I did a lot of stitching this week, since we don't have any litigation going to trial in the next few weeks at work, which means I get to take lunch and leave on time, leaving a lot more time for stitching. Mary Ann Hoover. Mary Ann's colors are a tad gloomy, so I switched out to something brighter, which is what brought me back to Janet Gibson.
Look what arrived in the mail all the way from Canada! (The Essamplaire). Lady Needlework! Tom decided I needed to stitch her. No small understaking, our lady!
Here's a closeup (from the large 2-page stitching photo) of her face and the serpent twining around her wrist.
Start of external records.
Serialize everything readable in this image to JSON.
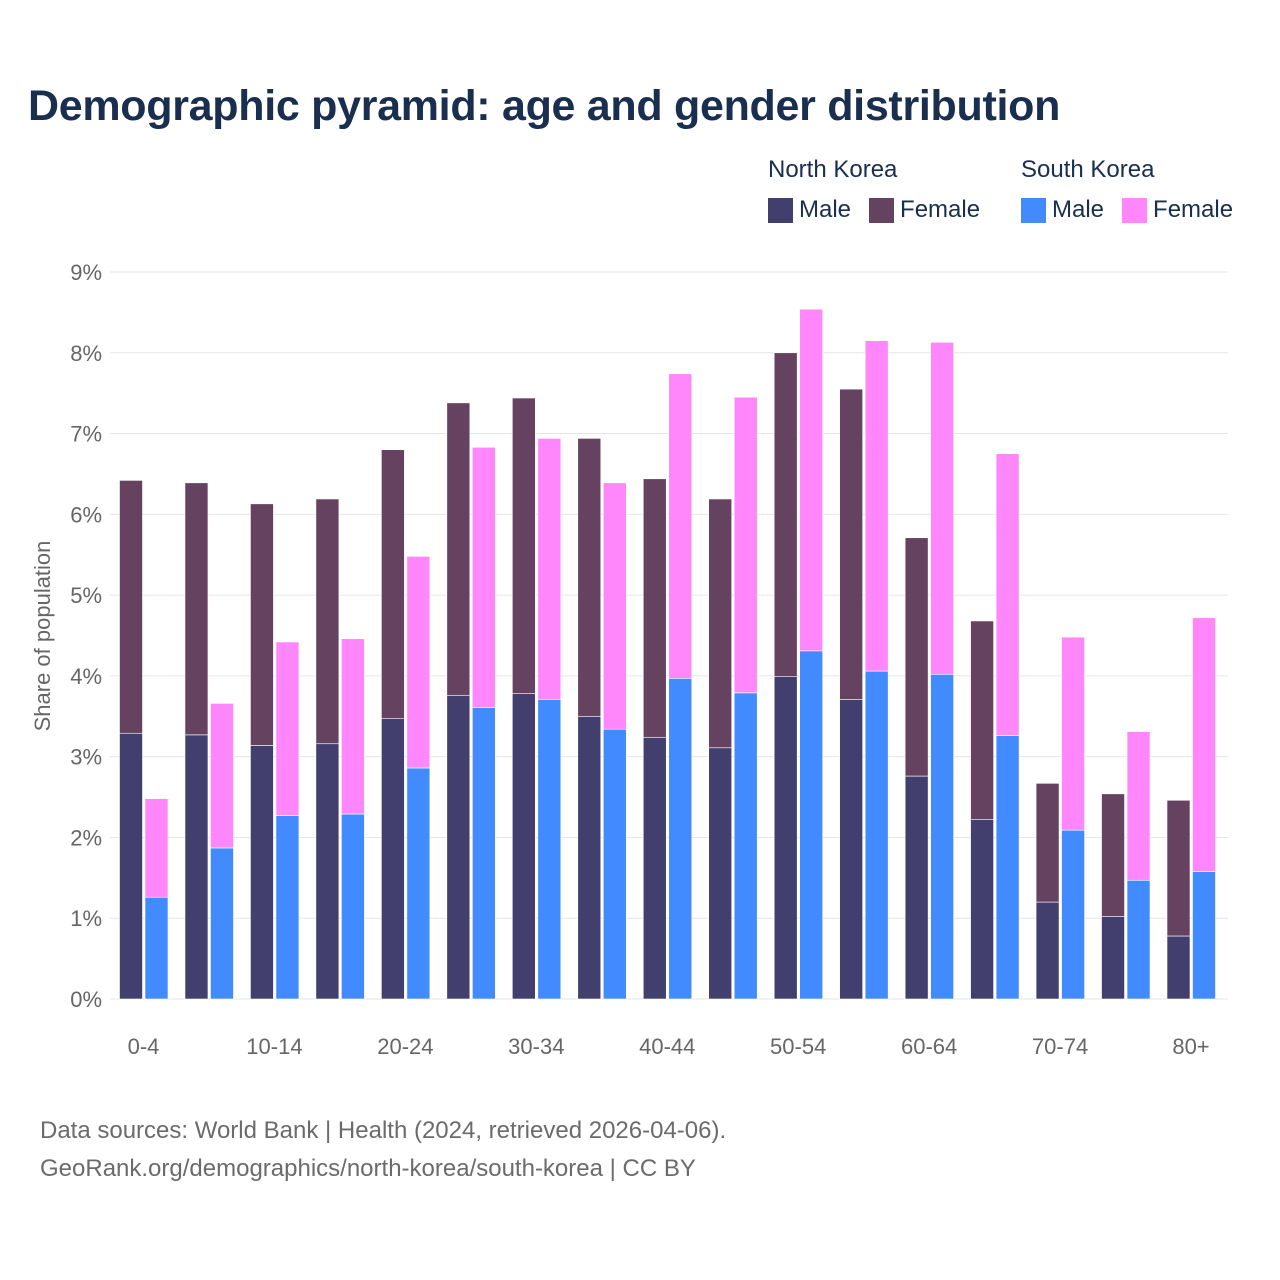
{
  "chart_data": {
    "type": "bar",
    "stacked": true,
    "title": "Demographic pyramid: age and gender distribution",
    "ylabel": "Share of population",
    "xlabel": "",
    "ylim": [
      0,
      9
    ],
    "yticks": [
      "0%",
      "1%",
      "2%",
      "3%",
      "4%",
      "5%",
      "6%",
      "7%",
      "8%",
      "9%"
    ],
    "categories": [
      "0-4",
      "",
      "10-14",
      "",
      "20-24",
      "",
      "30-34",
      "",
      "40-44",
      "",
      "50-54",
      "",
      "60-64",
      "",
      "70-74",
      "",
      "80+"
    ],
    "legend_position": "top-right",
    "legend": {
      "groups": [
        {
          "name": "North Korea",
          "items": [
            "Male",
            "Female"
          ]
        },
        {
          "name": "South Korea",
          "items": [
            "Male",
            "Female"
          ]
        }
      ]
    },
    "series": [
      {
        "name": "North Korea Male",
        "stack": "North Korea",
        "color": "#423f6f",
        "values": [
          3.29,
          3.27,
          3.14,
          3.16,
          3.47,
          3.76,
          3.78,
          3.5,
          3.24,
          3.11,
          3.99,
          3.71,
          2.76,
          2.22,
          1.2,
          1.02,
          0.78
        ]
      },
      {
        "name": "North Korea Female",
        "stack": "North Korea",
        "color": "#664261",
        "values": [
          3.13,
          3.12,
          2.99,
          3.03,
          3.33,
          3.62,
          3.66,
          3.44,
          3.2,
          3.08,
          4.01,
          3.84,
          2.95,
          2.46,
          1.47,
          1.52,
          1.68
        ]
      },
      {
        "name": "South Korea Male",
        "stack": "South Korea",
        "color": "#418bff",
        "values": [
          1.26,
          1.87,
          2.27,
          2.29,
          2.86,
          3.61,
          3.71,
          3.34,
          3.97,
          3.79,
          4.31,
          4.06,
          4.02,
          3.26,
          2.09,
          1.47,
          1.58
        ]
      },
      {
        "name": "South Korea Female",
        "stack": "South Korea",
        "color": "#ff87fb",
        "values": [
          1.22,
          1.79,
          2.15,
          2.17,
          2.62,
          3.22,
          3.23,
          3.05,
          3.77,
          3.66,
          4.23,
          4.09,
          4.11,
          3.49,
          2.39,
          1.84,
          3.14
        ]
      }
    ]
  },
  "sources": {
    "line1": "Data sources: World Bank | Health (2024, retrieved 2026-04-06).",
    "line2": "GeoRank.org/demographics/north-korea/south-korea | CC BY"
  }
}
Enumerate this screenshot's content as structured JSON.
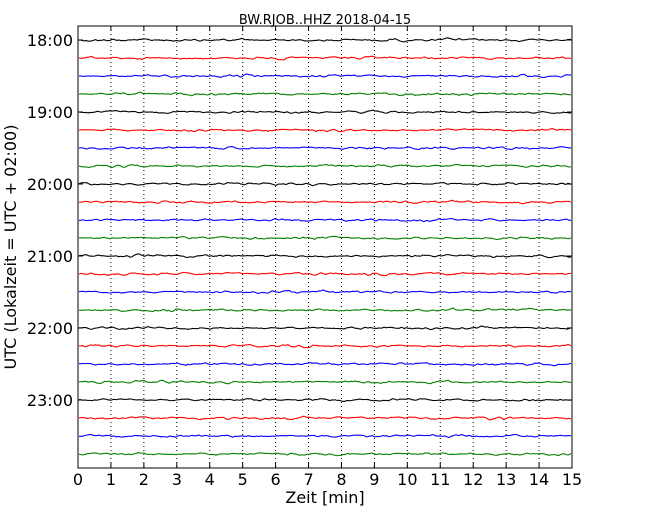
{
  "chart_data": {
    "type": "line",
    "title": "BW.RJOB..HHZ 2018-04-15",
    "xlabel": "Zeit  [min]",
    "ylabel": "UTC (Lokalzeit = UTC + 02:00)",
    "xlim": [
      0,
      15
    ],
    "x_ticks": [
      "0",
      "1",
      "2",
      "3",
      "4",
      "5",
      "6",
      "7",
      "8",
      "9",
      "10",
      "11",
      "12",
      "13",
      "14",
      "15"
    ],
    "y_tick_labels": [
      "18:00",
      "19:00",
      "20:00",
      "21:00",
      "22:00",
      "23:00"
    ],
    "grid": "x dotted",
    "legend": "none",
    "trace_colors": [
      "#000000",
      "#ff0000",
      "#0000ff",
      "#008000"
    ],
    "series": [
      {
        "start": "18:00"
      },
      {
        "start": "18:15"
      },
      {
        "start": "18:30"
      },
      {
        "start": "18:45"
      },
      {
        "start": "19:00"
      },
      {
        "start": "19:15"
      },
      {
        "start": "19:30"
      },
      {
        "start": "19:45"
      },
      {
        "start": "20:00"
      },
      {
        "start": "20:15"
      },
      {
        "start": "20:30"
      },
      {
        "start": "20:45"
      },
      {
        "start": "21:00"
      },
      {
        "start": "21:15"
      },
      {
        "start": "21:30"
      },
      {
        "start": "21:45"
      },
      {
        "start": "22:00"
      },
      {
        "start": "22:15"
      },
      {
        "start": "22:30"
      },
      {
        "start": "22:45"
      },
      {
        "start": "23:00"
      },
      {
        "start": "23:15"
      },
      {
        "start": "23:30"
      },
      {
        "start": "23:45"
      }
    ]
  }
}
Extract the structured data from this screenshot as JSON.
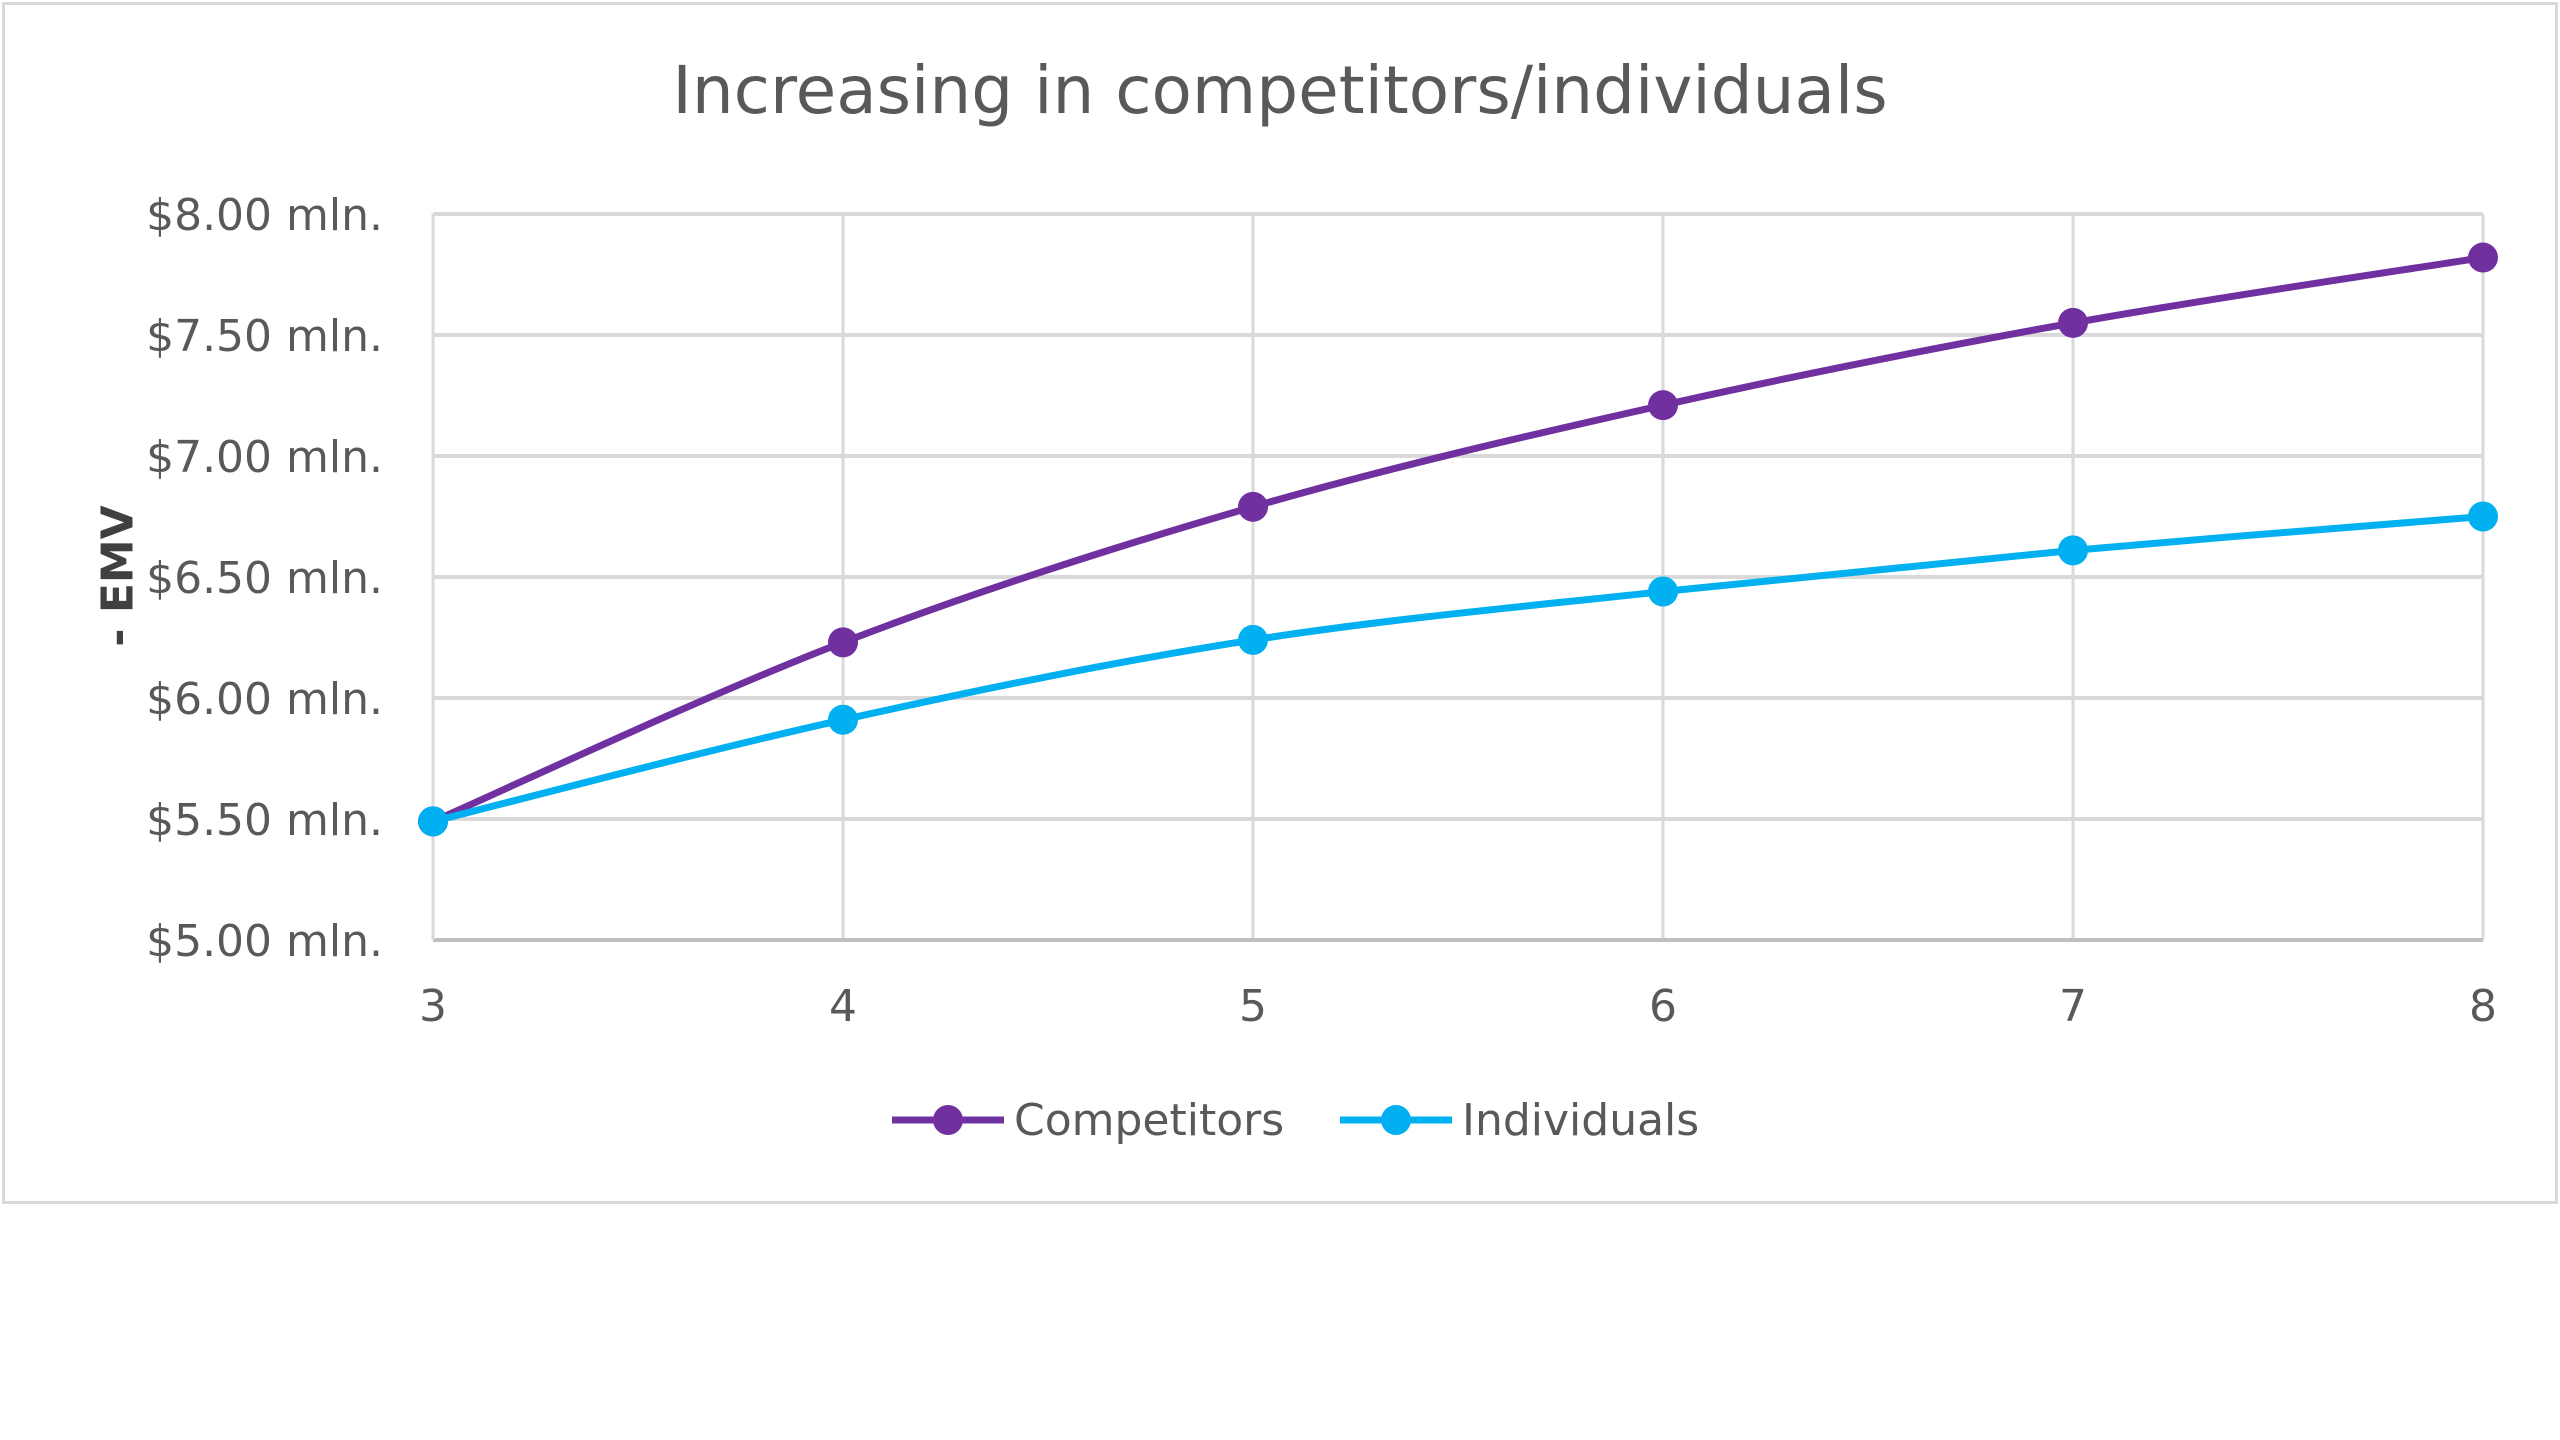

While it's an unknown symbol of something, I can guess that it's the needlework serpent, which has us under its spell. Needlework serpent also makes a pretty nifty thread snip. Speaking of thread, there are approximately 55 colors of AVAS included in the kit.
The daunting part: probably 50% of this picture is done in queen stitches. Queen stitches make up the ground, most of the flowers, the bugs and the trees. The sky is stitched in a diamond satin pattern. The lady, the castle, the uncorn and the lion, as well as some other small elements, are stitched in tent or continental stitch, over one. In fact, all of the squares on the chart represent one thread, not two. I'm thinking of converting the pattern over-two using counted cross for all but a few of the flowers. It will spoil some of the nice texture, but it might save my sanity. It will also double the size of the finished picture (currently 15.5 x 13.75"). I've been griping about the size of my finished designs, since I have so many bare walls, and stitching on 40 count means that even the largest, most elaborate project turns out too small to be anything but part of a group for impact.
Stitching flair: mica! The mica is cut and shaped to fit the windows of the castle in the background, then they are stitched into place. Fun but nerve-wracking, since the mica flakes and crumbles easily.